What’s more, said Duncan, regardless of how dire the financial straits facing some shoppers, “these days, in a large percentage of personal bankruptcies, you also have people filing who are no more than a month behind in payments.”
In response, retailers such as Sears are beginning to build models based on characteristics of consumers who so quickly seek bankruptcy protection, in an effort to predict who’s most likely to bail out on their payments next.
“The stigma of an individual going bankrupt is evaporating, so the ultimate solution is to cramp down on credit,” Duncan reasoned. “There are too many guests on talk shows who are saying that they filed and kept the BMW.”
Pointing out that one of the “most assured ways of growing sales is providing customers with extra credit,” Montgomery Securities analyst Thomas Tashjian cautioned, “The risk is that as one moves into the lower income strata, the probability of personal bankrupties shoots higher.”
The challenge also makes it trickier for mass merchants to strike the necessary balance between a private label card’s issuer and lender.
“This is the next big issue these players have to face,” said McKinsey’s Graham. “Retailers want to approve as many accounts as possible, and the banks have to worry about issuing cards to consumers with good credit ratings.”

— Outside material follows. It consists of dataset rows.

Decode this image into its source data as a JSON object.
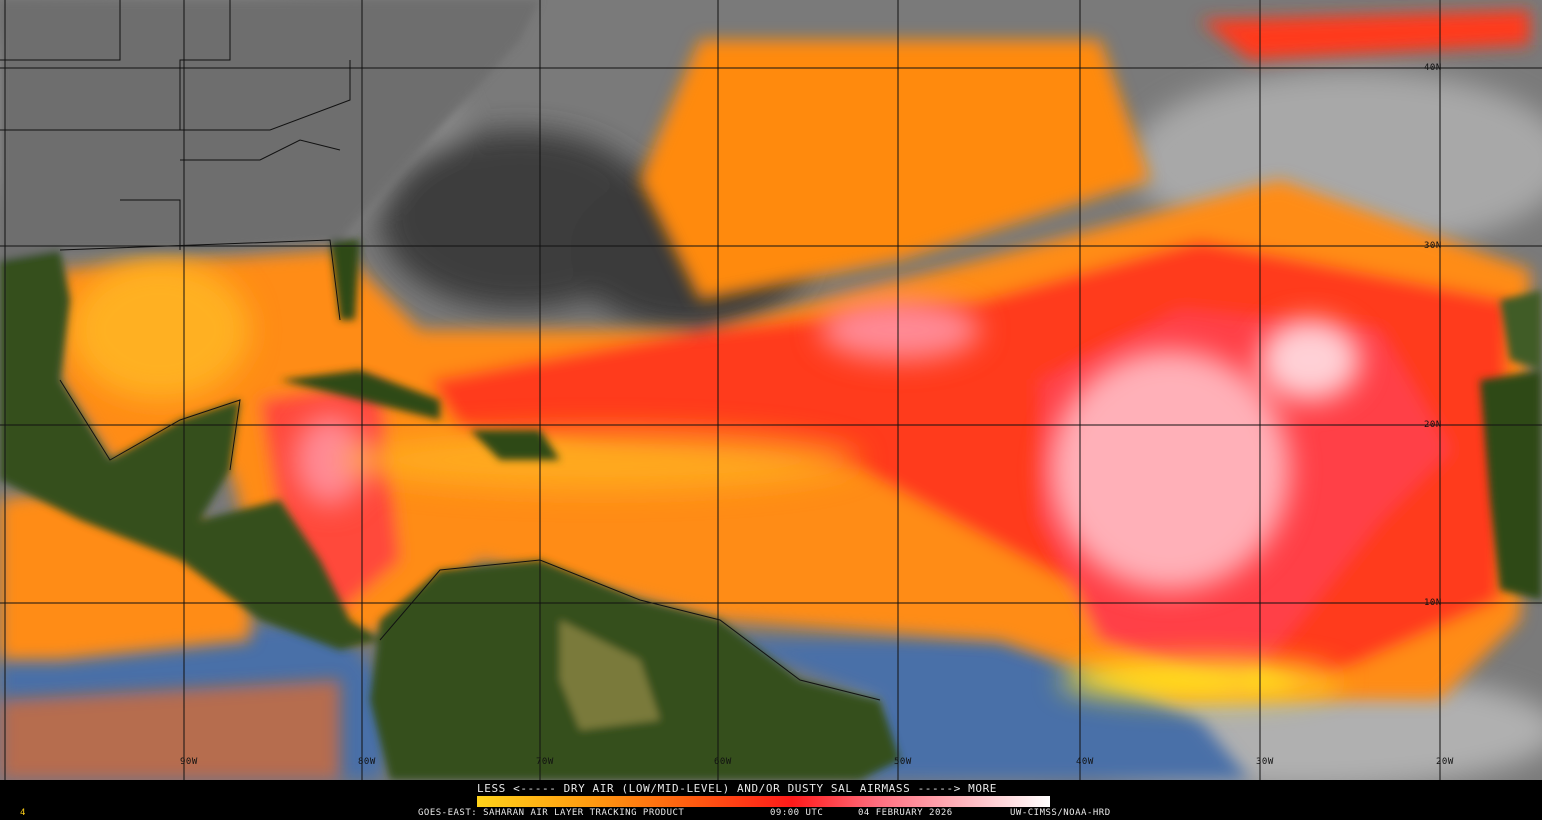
{
  "map": {
    "lat_labels": [
      "40N",
      "30N",
      "20N",
      "10N"
    ],
    "lon_labels": [
      "90W",
      "80W",
      "70W",
      "60W",
      "50W",
      "40W",
      "30W",
      "20W"
    ],
    "colors": {
      "ocean_clear": "#4a6fa8",
      "land": "#2f4a1a",
      "cloud": "#b8b8b8",
      "dry_air_low": "#ffd21a",
      "dry_air_mid": "#ff5a10",
      "dry_air_high": "#ff1a1a",
      "dry_air_max": "#ffc0c8"
    }
  },
  "legend": {
    "title": "LESS <----- DRY AIR (LOW/MID-LEVEL) AND/OR DUSTY SAL AIRMASS -----> MORE",
    "scale_from": "#ffd21a",
    "scale_to": "#ffffff"
  },
  "footer": {
    "frame": "4",
    "product": "GOES-EAST: SAHARAN AIR LAYER TRACKING PRODUCT",
    "time": "09:00 UTC",
    "date": "04 FEBRUARY 2026",
    "credit": "UW-CIMSS/NOAA-HRD"
  }
}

In the future, retailers with private label cards may have to share more of the credit risk with the bank, the consultant forecast. At the same time, retailers will probably place greater importance on partnering with banks that have the most sophisticated credit scoring systems, she said. The models would enable merchants to more accurately target the best credit risks.

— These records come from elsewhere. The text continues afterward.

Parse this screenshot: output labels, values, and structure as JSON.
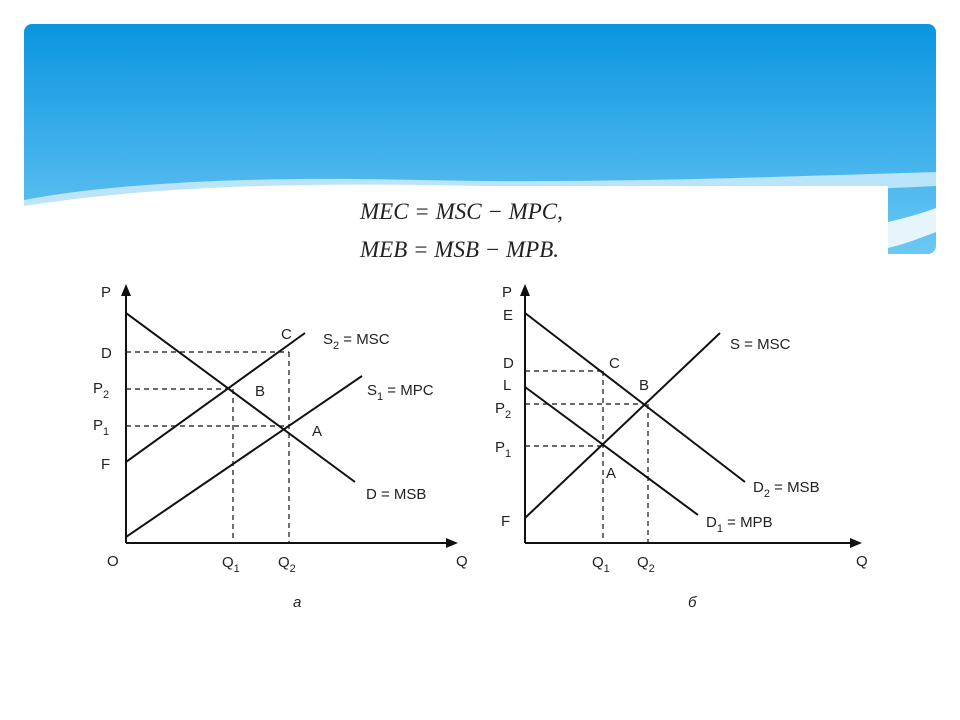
{
  "formulas": [
    "MEC = MSC − MPC,",
    "MEB = MSB − MPB."
  ],
  "panels": [
    {
      "caption": "а",
      "axis_labels": [
        {
          "text": "P"
        },
        {
          "text": "Q"
        },
        {
          "text": "O"
        }
      ],
      "price_labels": [
        {
          "text": "D"
        },
        {
          "text": "P",
          "sub": "2"
        },
        {
          "text": "P",
          "sub": "1"
        },
        {
          "text": "F"
        }
      ],
      "quantity_labels": [
        {
          "text": "Q",
          "sub": "1"
        },
        {
          "text": "Q",
          "sub": "2"
        }
      ],
      "point_labels": [
        {
          "text": "C"
        },
        {
          "text": "B"
        },
        {
          "text": "A"
        }
      ],
      "curve_labels": [
        {
          "text": "S",
          "sub": "2",
          "rest": " = MSC"
        },
        {
          "text": "S",
          "sub": "1",
          "rest": " = MPC"
        },
        {
          "text": "D = MSB"
        }
      ]
    },
    {
      "caption": "б",
      "axis_labels": [
        {
          "text": "P"
        },
        {
          "text": "Q"
        }
      ],
      "price_labels": [
        {
          "text": "E"
        },
        {
          "text": "D"
        },
        {
          "text": "L"
        },
        {
          "text": "P",
          "sub": "2"
        },
        {
          "text": "P",
          "sub": "1"
        },
        {
          "text": "F"
        }
      ],
      "quantity_labels": [
        {
          "text": "Q",
          "sub": "1"
        },
        {
          "text": "Q",
          "sub": "2"
        }
      ],
      "point_labels": [
        {
          "text": "C"
        },
        {
          "text": "B"
        },
        {
          "text": "A"
        }
      ],
      "curve_labels": [
        {
          "text": "S = MSC"
        },
        {
          "text": "D",
          "sub": "2",
          "rest": " = MSB"
        },
        {
          "text": "D",
          "sub": "1",
          "rest": " = MPB"
        }
      ]
    }
  ]
}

“There’s an inherent tension between wanting to issue as many cards as possible and reducing exposure to uncollectible credit card debt,” said Delany. “We’re working harder to segment cutomers by risk factors. We declined more customers in 1996 than we have turned down in the past.”
Sears has developed a host of credit scoring models that forecast the probability of 90-day deliquencies for various customer groups and help the retailer determine what size credit line an applicant should obtain.

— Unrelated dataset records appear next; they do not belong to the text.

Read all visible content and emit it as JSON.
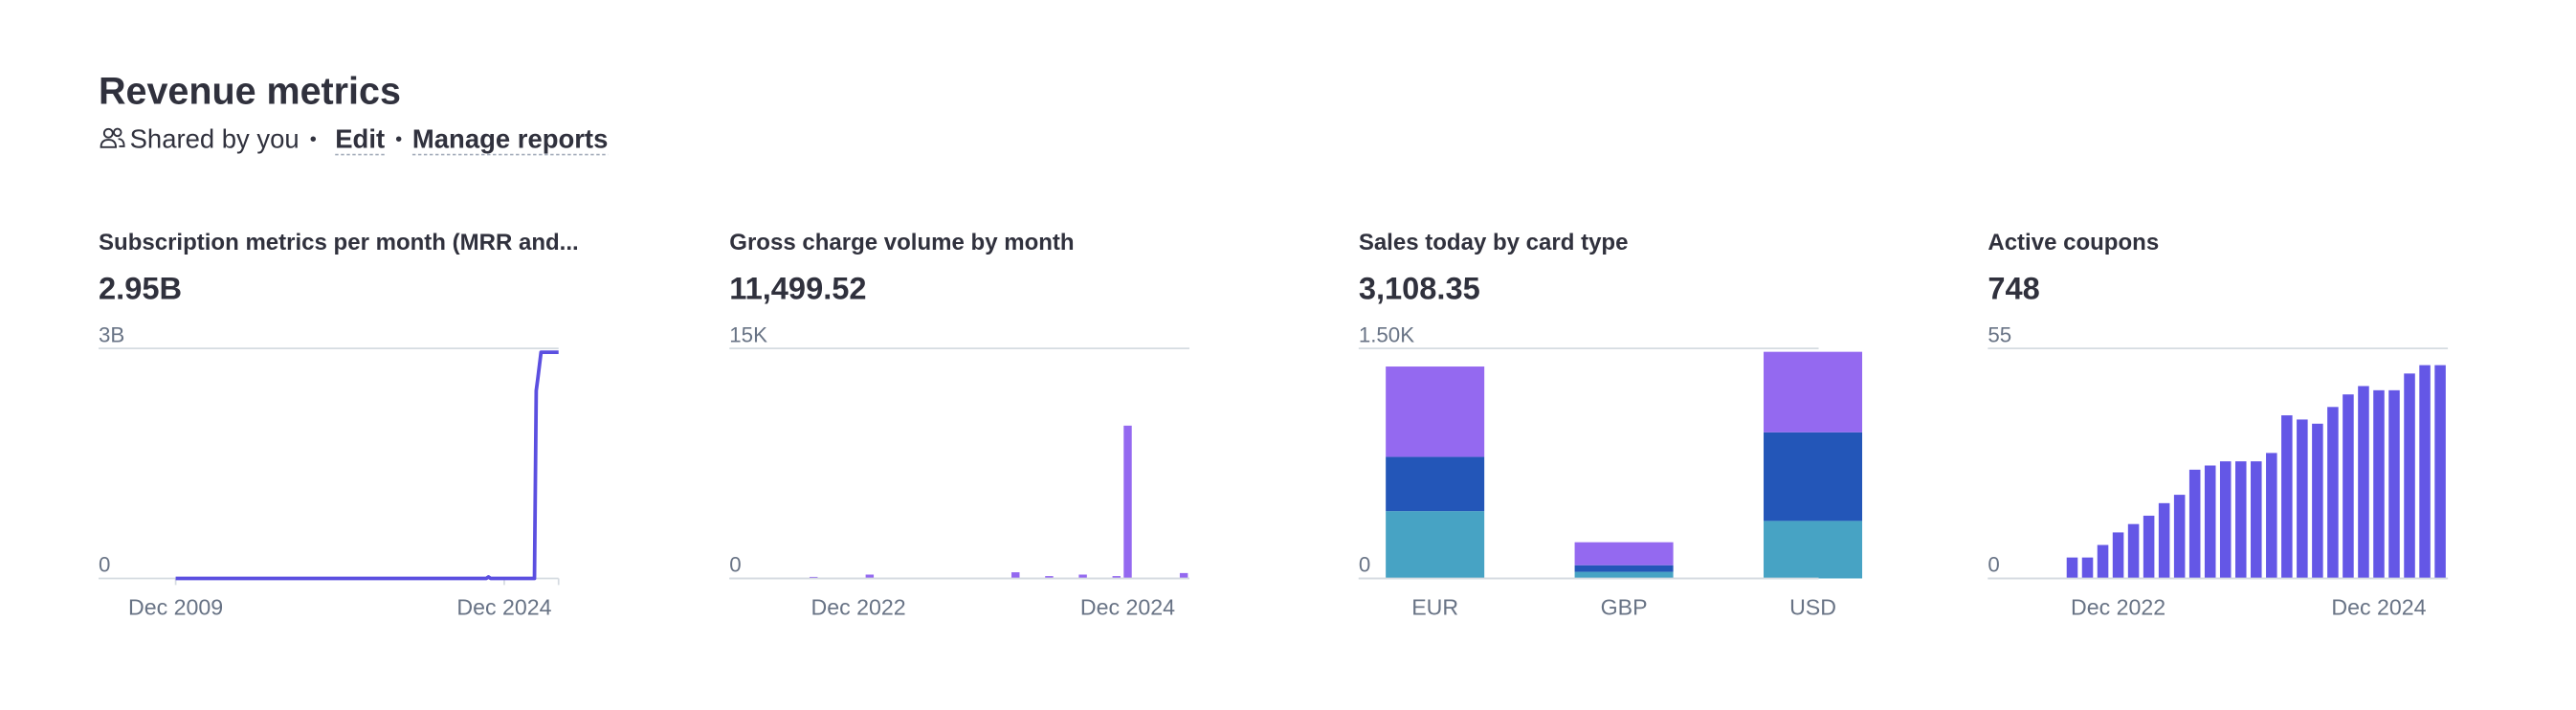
{
  "header": {
    "title": "Revenue metrics",
    "shared": "Shared by you",
    "edit": "Edit",
    "manage": "Manage reports"
  },
  "chart_data": [
    {
      "type": "line",
      "title": "Subscription metrics per month (MRR and...",
      "headline": "2.95B",
      "color": "#5b4fe0",
      "x": [
        2009.92,
        2024.1,
        2024.2,
        2024.3,
        2026.3,
        2026.38,
        2026.45,
        2026.6,
        2027.4
      ],
      "values": [
        0,
        0,
        0.02,
        0,
        0,
        2.45,
        2.6,
        2.95,
        2.95
      ],
      "xlim": [
        2006.4,
        2027.4
      ],
      "xticks": [
        {
          "value": 2009.92,
          "label": "Dec 2009"
        },
        {
          "value": 2024.92,
          "label": "Dec 2024"
        }
      ],
      "ylim": [
        0,
        3
      ],
      "yticks": [
        0,
        {
          "value": 3,
          "label": "3B"
        }
      ],
      "grid": true
    },
    {
      "type": "bar",
      "title": "Gross charge volume by month",
      "headline": "11,499.52",
      "color": "#9469f0",
      "categories": [
        null,
        null,
        null,
        null,
        null,
        null,
        null,
        null,
        null,
        null,
        null,
        "Dec 2022",
        null,
        null,
        null,
        null,
        null,
        null,
        null,
        null,
        null,
        null,
        null,
        null,
        null,
        null,
        null,
        null,
        null,
        null,
        null,
        null,
        null,
        null,
        null,
        "Dec 2024",
        null,
        null,
        null,
        null,
        null
      ],
      "values": [
        0,
        0,
        0,
        0,
        0,
        0,
        0,
        100,
        0,
        0,
        0,
        0,
        250,
        0,
        0,
        0,
        0,
        0,
        0,
        0,
        0,
        0,
        0,
        0,
        0,
        400,
        0,
        0,
        150,
        0,
        0,
        250,
        0,
        0,
        150,
        9964,
        0,
        0,
        0,
        0,
        350
      ],
      "ylim": [
        0,
        15000
      ],
      "yticks": [
        0,
        {
          "value": 15000,
          "label": "15K"
        }
      ],
      "grid": true
    },
    {
      "type": "bar",
      "stacked": true,
      "title": "Sales today by card type",
      "headline": "3,108.35",
      "categories": [
        "EUR",
        "GBP",
        "USD"
      ],
      "series": [
        {
          "color": "#47a3c4",
          "values": [
            439,
            43,
            375
          ]
        },
        {
          "color": "#2356b8",
          "values": [
            354,
            43,
            578
          ]
        },
        {
          "color": "#9469f0",
          "values": [
            589,
            150,
            525
          ]
        }
      ],
      "ylim": [
        0,
        1500
      ],
      "yticks": [
        0,
        {
          "value": 1500,
          "label": "1.50K"
        }
      ],
      "grid": true
    },
    {
      "type": "bar",
      "title": "Active coupons",
      "headline": "748",
      "color": "#6457e6",
      "categories": [
        null,
        null,
        null,
        null,
        null,
        null,
        null,
        null,
        "Dec 2022",
        null,
        null,
        null,
        null,
        null,
        null,
        null,
        null,
        null,
        null,
        null,
        null,
        null,
        null,
        null,
        null,
        "Dec 2024",
        null,
        null,
        null,
        null
      ],
      "values": [
        0,
        0,
        0,
        0,
        0,
        5,
        5,
        8,
        11,
        13,
        15,
        18,
        20,
        26,
        27,
        28,
        28,
        28,
        30,
        39,
        38,
        37,
        41,
        44,
        46,
        45,
        45,
        49,
        51,
        51
      ],
      "ylim": [
        0,
        55
      ],
      "yticks": [
        0,
        55
      ],
      "grid": true
    }
  ]
}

In an effort to extend the reach of its Sears Card, the company recently began testing a “Starter Card,” aimed at shoppers with limited credit histories, Delany said. The card is more closely monitored and offers smaller credit lines than its full-blown Sears Card. Credit limits can expand as customers build credit histories.
Consumers can expect multitier credit card programs like Sears’ to be initiated by a growing number of merchants in coming years, predicted Graham, who noted it gives retailers a way to target specific shoppers — say, loyal, premium customers who would respond to special promotions, or moderate-price customers who would be lured by low interest rates and sales coupons.
At some point, though, “the proliferation of private label cards will be too much,” Graham forecast. “Co-branded cards are a hedge against that overkill, as some consumers try to trim their card portfolios.”
“For any business adapting a private label card, improving profitability is gravy,” advised J.P. Morgan’s Freudenstein. ” Typically, charge-offs and deliquency rates on private label cards are higher than on bank cards. The best bet on a private label card is not to get burned.”

Credit Card Flavors

NEW YORK — Following are three categories of credit cards widely used by retailers.
Private Label: Strictly an in-store credit instrument. Bank carries credit card receivables. Offers retailer the ability to build a more elaborate marketing database, based on information captured at point of sale, than do purchases made on bank cards bearing brands such as MasterCard or Visa. Bank card transactions do not provide as much customer data.
Proprietary: In-store card for which the retailer carries the receivables.
Co-Branded: A credit card created through a partnership between a bank, a credit card like Visa or MasterCard, and another company such as a retailer that’s seeking to win more customers by boosting a card’s utility.